Some companies are already trying new approaches. They’re building internal academies or apprenticeship-style programs to bring workers up to speed. What matters most isn’t the format, but the alignment. Training has to track with transformation.
One comparison comes up often: Train people the way military academies train officers. Don’t just prepare them to follow instructions. Teach them to lead, to think ahead, to solve problems before they happen. That’s how you build a future-ready workforce.
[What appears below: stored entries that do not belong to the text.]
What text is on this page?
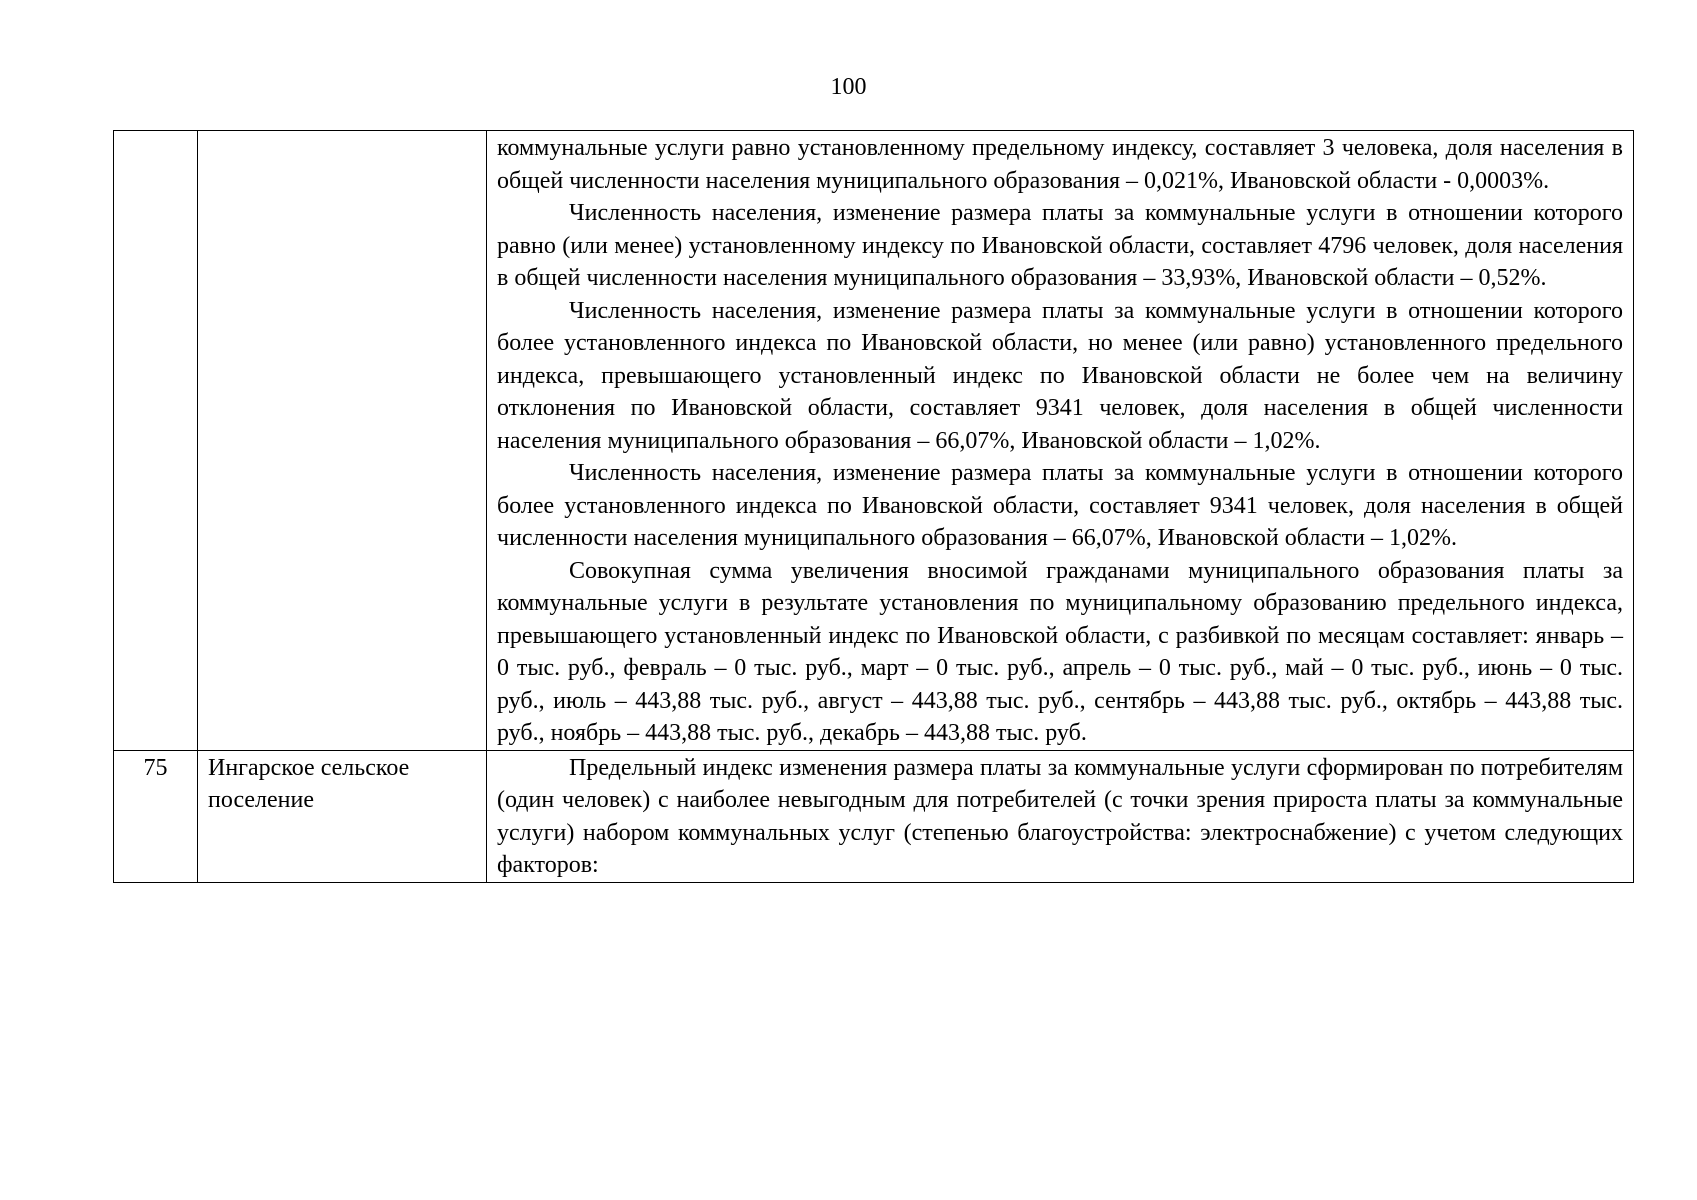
100

		коммунальные услуги равно установленному предельному индексу, составляет 3 человека, доля населения в общей численности населения муниципального образования – 0,021%, Ивановской области - 0,0003%.

Численность населения, изменение размера платы за коммунальные услуги в отношении которого равно (или менее) установленному индексу по Ивановской области, составляет 4796 человек, доля населения в общей численности населения муниципального образования – 33,93%, Ивановской области – 0,52%.

Численность населения, изменение размера платы за коммунальные услуги в отношении которого более установленного индекса по Ивановской области, но менее (или равно) установленного предельного индекса, превышающего установленный индекс по Ивановской области не более чем на величину отклонения по Ивановской области, составляет 9341 человек, доля населения в общей численности населения муниципального образования – 66,07%, Ивановской области – 1,02%.

Численность населения, изменение размера платы за коммунальные услуги в отношении которого более установленного индекса по Ивановской области, составляет 9341 человек, доля населения в общей численности населения муниципального образования – 66,07%, Ивановской области – 1,02%.

Совокупная сумма увеличения вносимой гражданами муниципального образования платы за коммунальные услуги в результате установления по муниципальному образованию предельного индекса, превышающего установленный индекс по Ивановской области, с разбивкой по месяцам составляет: январь – 0 тыс. руб., февраль – 0 тыс. руб., март – 0 тыс. руб., апрель – 0 тыс. руб., май – 0 тыс. руб., июнь – 0 тыс. руб., июль – 443,88 тыс. руб., август – 443,88 тыс. руб., сентябрь – 443,88 тыс. руб., октябрь – 443,88 тыс. руб., ноябрь – 443,88 тыс. руб., декабрь – 443,88 тыс. руб.

75	Ингарское сельское поселение	Предельный индекс изменения размера платы за коммунальные услуги сформирован по потребителям (один человек) с наиболее невыгодным для потребителей (с точки зрения прироста платы за коммунальные услуги) набором коммунальных услуг (степенью благоустройства: электроснабжение) с учетом следующих факторов:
Education will have to adjust as well. Colleges are moving too slowly. Schools and employers need to be more tightly connected. More learning has to happen on the job. Hands-on experience will matter more than credentials alone. But companies can’t wait for academia to catch up. They have to lead by urging college partners to change curriculum faster to teach things like prompt engineering or by developing co-op models that get students work-ready faster.
This Is Bigger Than HR
A subtle shift is happening. More leaders are beginning to understand that this isn’t just an HR issue. It’s a business issue and, for some, a survival issue. If the talent a company needs doesn’t exist, that bench will have to be built. And leaders will need to move faster than their competitors to get that done.
Yes, AI is going to change everything. But the first thing it changes is the nature of work itself. And close behind, reshoring is changing where that work gets done. The companies that recognize both, and act on it, will be the ones that stay ahead.